Back to Writings

Don't skip documentation

April 18, 2026
2 min read
LLMs

In the era of instant, AI-generated answers, it is easy to assume that technical documentation is becoming obsolete. After all, why struggle through a manual when an LLM can summarize a concept in seconds? However, relying solely on AI for technical guidance is a dangerous shortcut. The reality is that documentation is more vital than ever, precisely because LLMs are not "up to date."

The core issue lies in the training cycles of generative models. LLMs are snapshots of the past; they lack real-time awareness of your specific environment, recent framework updates, or the unique, proprietary architectural decisions made within your organization. When you ask an AI about a tool released last month or a critical security patch from yesterday, the model often resorts to "hallucinations"—confidently synthesizing plausible but incorrect information.

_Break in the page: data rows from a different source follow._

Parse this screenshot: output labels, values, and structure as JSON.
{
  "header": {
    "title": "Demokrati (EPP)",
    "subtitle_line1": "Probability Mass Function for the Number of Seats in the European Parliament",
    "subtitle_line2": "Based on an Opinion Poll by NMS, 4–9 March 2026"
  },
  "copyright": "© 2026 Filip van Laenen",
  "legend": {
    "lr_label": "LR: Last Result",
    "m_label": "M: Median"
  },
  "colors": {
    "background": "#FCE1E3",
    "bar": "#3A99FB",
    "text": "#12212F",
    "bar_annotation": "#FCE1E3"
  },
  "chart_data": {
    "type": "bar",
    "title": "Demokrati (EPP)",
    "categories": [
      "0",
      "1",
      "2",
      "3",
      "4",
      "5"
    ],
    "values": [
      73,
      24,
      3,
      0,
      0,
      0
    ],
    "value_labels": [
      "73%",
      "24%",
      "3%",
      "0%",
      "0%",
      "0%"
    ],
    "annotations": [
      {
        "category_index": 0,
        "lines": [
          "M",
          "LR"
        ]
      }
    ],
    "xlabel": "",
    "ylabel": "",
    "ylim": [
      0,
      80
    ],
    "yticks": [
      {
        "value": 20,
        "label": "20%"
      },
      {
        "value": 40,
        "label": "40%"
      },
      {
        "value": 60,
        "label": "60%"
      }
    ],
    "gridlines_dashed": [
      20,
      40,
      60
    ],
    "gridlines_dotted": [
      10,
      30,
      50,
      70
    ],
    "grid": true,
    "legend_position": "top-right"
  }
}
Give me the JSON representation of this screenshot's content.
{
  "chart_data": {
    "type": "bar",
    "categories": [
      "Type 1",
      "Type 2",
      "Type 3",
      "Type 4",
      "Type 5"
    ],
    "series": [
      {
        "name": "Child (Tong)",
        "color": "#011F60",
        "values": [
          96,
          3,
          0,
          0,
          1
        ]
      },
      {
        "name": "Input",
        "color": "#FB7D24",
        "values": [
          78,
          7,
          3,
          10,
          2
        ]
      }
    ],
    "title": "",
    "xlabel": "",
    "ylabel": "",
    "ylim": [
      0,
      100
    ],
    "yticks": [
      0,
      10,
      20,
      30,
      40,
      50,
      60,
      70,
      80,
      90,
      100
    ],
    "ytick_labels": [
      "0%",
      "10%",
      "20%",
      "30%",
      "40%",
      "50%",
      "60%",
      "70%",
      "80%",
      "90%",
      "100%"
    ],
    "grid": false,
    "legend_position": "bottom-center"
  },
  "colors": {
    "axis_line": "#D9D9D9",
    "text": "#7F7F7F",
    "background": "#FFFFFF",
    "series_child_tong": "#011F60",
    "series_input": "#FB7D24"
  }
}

Documentation serves as the ground truth that AI requires to function reliably. Instead of replacing docs, LLMs are now evolving into engines that index and retrieve the information we provide. If your documentation is missing or outdated, you are essentially starving the AI of the data it needs to assist you accurately.

Furthermore, documentation is an act of knowledge transfer, not just data storage. Writing down technical decisions forces clarity, uncovers edge cases, and creates a record of intent. An AI might tell you how a function works, but it cannot explain the why—the trade-offs, the business context, and the history behind your team’s choices.

By prioritizing clear, structured documentation, you aren't just helping your team; you are anchoring your AI tools in reality. Documentation is the bedrock of accuracy—without it, your AI is just an eloquent guesser.